A l’autre bout de la société américaine, le tandem du silence attendait d’autres voyageuses de rêve en scrutant les astres derrière les pompes à essence. « Tiens, une étoile filante ! » s’écria Jo, pointant du doigt une zébrure fugace entre Cassandre et Cassiopée. « Fais un voeu, mon chien…» Le chien leva une oreille et l’homme parut satisfait. Tout au bout de la route déserte, dans la nuit d’été, un ronflement de grosse cylindrée se précisait. Jo pensa qu’il avait le temps d’aller chercher un coca bien frais dans le frigo de la cuisine. À son retour, le bolide n’était plus qu’à quelques centaines de mètres. Un instant, Jo crut son voeu exaucé. Le régime du moteur baissa un peu à l’approche de la station essence. Au dernier moment, le cabriolet de sport remit les gaz. C’était une BMW série limitée. Jo eût à peine le temps de l’identifier. Un modèle aussi rare que la Porsche de tout à l’heure. Idem pour sa conductrice : une blonde aussi capiteuse que la décapotable ! « Mais que se passe-t-il donc ce soir ? » s’exclama-t-il. Le chien s’était assis à côté du rocking-chair. « Et oui, je sais. Toi aussi tu aurais préféré revoir la Porsche, ses courbes inimitables, son allure racée. Sois confiant : les étoiles brillent pour tous. Nous aurons l’occasion de la revoir. Sa route croisera à nouveau notre tarmac. C’est écrit. Et d’où qu’elle revienne, nous la reconnaîtrons. »
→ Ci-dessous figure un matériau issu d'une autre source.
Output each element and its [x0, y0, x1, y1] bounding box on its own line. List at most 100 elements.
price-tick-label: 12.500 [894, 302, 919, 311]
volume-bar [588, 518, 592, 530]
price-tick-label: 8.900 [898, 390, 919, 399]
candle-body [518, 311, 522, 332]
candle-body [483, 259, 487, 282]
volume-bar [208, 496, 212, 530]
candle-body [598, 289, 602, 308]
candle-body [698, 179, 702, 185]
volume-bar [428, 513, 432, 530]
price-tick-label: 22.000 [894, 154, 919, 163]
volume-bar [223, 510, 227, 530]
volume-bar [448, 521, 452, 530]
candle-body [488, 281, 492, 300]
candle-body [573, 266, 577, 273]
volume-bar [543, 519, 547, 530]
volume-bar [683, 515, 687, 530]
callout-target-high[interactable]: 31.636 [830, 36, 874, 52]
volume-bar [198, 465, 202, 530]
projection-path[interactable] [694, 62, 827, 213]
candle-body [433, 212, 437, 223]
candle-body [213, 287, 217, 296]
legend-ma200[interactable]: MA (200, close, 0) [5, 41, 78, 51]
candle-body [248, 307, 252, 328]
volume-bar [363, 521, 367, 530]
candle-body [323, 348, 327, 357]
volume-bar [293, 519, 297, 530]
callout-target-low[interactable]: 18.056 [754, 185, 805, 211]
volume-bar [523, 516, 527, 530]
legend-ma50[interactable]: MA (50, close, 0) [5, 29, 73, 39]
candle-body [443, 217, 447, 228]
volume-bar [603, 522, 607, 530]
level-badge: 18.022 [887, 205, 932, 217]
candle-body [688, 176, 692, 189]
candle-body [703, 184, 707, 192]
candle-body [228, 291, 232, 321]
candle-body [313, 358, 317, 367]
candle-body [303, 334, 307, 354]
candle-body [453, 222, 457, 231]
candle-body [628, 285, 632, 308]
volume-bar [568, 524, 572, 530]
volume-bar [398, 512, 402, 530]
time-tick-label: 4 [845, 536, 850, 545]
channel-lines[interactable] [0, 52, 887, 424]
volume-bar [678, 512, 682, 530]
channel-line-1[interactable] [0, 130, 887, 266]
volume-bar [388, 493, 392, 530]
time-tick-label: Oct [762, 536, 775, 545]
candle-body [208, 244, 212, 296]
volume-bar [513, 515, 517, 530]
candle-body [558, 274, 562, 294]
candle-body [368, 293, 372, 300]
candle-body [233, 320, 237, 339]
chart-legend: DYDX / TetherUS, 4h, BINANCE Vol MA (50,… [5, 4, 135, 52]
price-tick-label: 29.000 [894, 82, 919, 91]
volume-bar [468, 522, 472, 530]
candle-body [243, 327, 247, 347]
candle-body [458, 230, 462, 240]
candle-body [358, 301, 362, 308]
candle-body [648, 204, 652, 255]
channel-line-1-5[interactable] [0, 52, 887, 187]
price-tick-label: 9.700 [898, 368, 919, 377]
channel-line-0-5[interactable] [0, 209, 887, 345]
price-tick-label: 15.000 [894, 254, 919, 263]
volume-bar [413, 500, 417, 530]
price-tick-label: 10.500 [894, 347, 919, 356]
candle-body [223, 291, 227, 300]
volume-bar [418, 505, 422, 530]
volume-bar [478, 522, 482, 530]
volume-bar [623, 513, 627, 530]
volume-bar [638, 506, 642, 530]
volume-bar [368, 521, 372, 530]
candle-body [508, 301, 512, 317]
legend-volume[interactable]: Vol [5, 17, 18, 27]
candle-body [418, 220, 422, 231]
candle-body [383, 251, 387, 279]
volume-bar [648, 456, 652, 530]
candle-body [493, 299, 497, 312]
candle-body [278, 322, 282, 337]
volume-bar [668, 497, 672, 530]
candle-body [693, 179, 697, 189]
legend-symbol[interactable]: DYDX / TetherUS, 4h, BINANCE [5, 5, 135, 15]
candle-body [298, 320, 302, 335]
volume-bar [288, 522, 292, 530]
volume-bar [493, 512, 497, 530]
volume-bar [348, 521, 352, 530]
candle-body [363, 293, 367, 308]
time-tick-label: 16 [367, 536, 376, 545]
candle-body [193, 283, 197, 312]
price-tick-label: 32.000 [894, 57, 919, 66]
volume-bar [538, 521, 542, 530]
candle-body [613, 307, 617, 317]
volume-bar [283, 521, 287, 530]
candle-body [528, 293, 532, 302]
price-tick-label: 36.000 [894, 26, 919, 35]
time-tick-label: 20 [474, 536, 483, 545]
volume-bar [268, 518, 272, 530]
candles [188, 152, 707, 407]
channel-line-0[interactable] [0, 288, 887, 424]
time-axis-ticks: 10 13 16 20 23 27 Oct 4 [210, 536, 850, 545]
La BMW avait filé vers l’Ouest. En sens inverse, la dépanneuse de Bill arrivait doucement. Bill était un vieil ami de Jo. C’était aussi son exact opposé. Il parlait pour deux, draguait pour quatre, s’enflammait pour un rien et ne jurait que par les call-gIrls. Ils les appellait ses cool girls. Un soir de spleen non hydrocarburé, il leur avait même dédié un poème. « À vous, celles que sans cesse j’appelle, qui m’apaisent et me donnent des ailes. À votre zèle et l’effet kiss call qui me cale dans mon lit et se coule dans mon cou. Il me glace le feu qui dévore mon corps et m’enlise le cœur sous les caresses qui l’attisent encore. D’un battement de cils, vos effets papillons inondent mes lèvres puis glissent le long de mes joues. À vous, mes cool girls dont toujours je devance l’appel, je dédie ces lignes libres, et cette prose que je veux poésie. »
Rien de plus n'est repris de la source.